Still, he said, he’ll find a new spot on the downtown side. He’s hoping he can hold on to some of the same magic over there. 

“It’s rare you can get some real interactions anymore in this world, especially in the city,” he said. “Everybody’s plugged into their phone. It’s important to make real connections with people.”

He knows, personally, just how meaningful that can be. 

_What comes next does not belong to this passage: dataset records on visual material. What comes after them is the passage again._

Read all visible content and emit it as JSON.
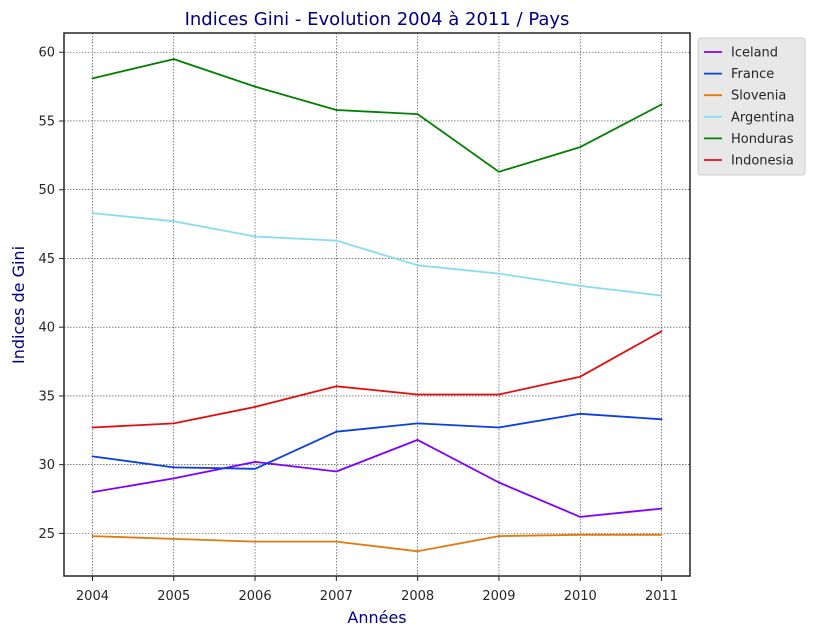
{
  "chart_data": {
    "type": "line",
    "title": "Indices Gini - Evolution 2004 à 2011 / Pays",
    "xlabel": "Années",
    "ylabel": "Indices de Gini",
    "x": [
      2004,
      2005,
      2006,
      2007,
      2008,
      2009,
      2010,
      2011
    ],
    "xlim": [
      2003.65,
      2011.35
    ],
    "ylim": [
      21.9,
      61.4
    ],
    "yticks": [
      25,
      30,
      35,
      40,
      45,
      50,
      55,
      60
    ],
    "grid": true,
    "legend_position": "outside-top-right",
    "series": [
      {
        "name": "Iceland",
        "color": "#7f00ff",
        "values": [
          28.0,
          29.0,
          30.2,
          29.5,
          31.8,
          28.7,
          26.2,
          26.8
        ]
      },
      {
        "name": "France",
        "color": "#0a3fe0",
        "values": [
          30.6,
          29.8,
          29.7,
          32.4,
          33.0,
          32.7,
          33.7,
          33.3
        ]
      },
      {
        "name": "Slovenia",
        "color": "#e07a10",
        "values": [
          24.8,
          24.6,
          24.4,
          24.4,
          23.7,
          24.8,
          24.9,
          24.9
        ]
      },
      {
        "name": "Argentina",
        "color": "#87dcf0",
        "values": [
          48.3,
          47.7,
          46.6,
          46.3,
          44.5,
          43.9,
          43.0,
          42.3
        ]
      },
      {
        "name": "Honduras",
        "color": "#008000",
        "values": [
          58.1,
          59.5,
          57.5,
          55.8,
          55.5,
          51.3,
          53.1,
          56.2
        ]
      },
      {
        "name": "Indonesia",
        "color": "#e01010",
        "values": [
          32.7,
          33.0,
          34.2,
          35.7,
          35.1,
          35.1,
          36.4,
          39.7
        ]
      }
    ]
  }
}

“It’s my nature to be closed off and I really had to work hard on it,” he said. “Being up here with people has been the most therapeutic thing in my life … I can play my music, I can just be with the people. They’re doing their thing. I’m doing my thing. The birds are doing their thing. The sky turns beautiful every night.”

A band performs, backlit by the sun.
Musicians who call themselves Bridge Band MSP play together on the last day before the temporary closure of the Stone Arch Bridge Saturday, April 13, 2024.
Nicole Neri for MPR News

As the sun softened over the bridge Saturday evening, Clawhammer loaded up his wagon, packing up his banjo and dog Cora’s water bowl. Holding her leash, he stopped to listen to a band play New Orleans style jazz — a swelling goodbye.

The sun would set soon. He stood in the middle of a small crowd. In two days, no one would be able to stand on that end of the bridge for a while. He’ll be on the other side.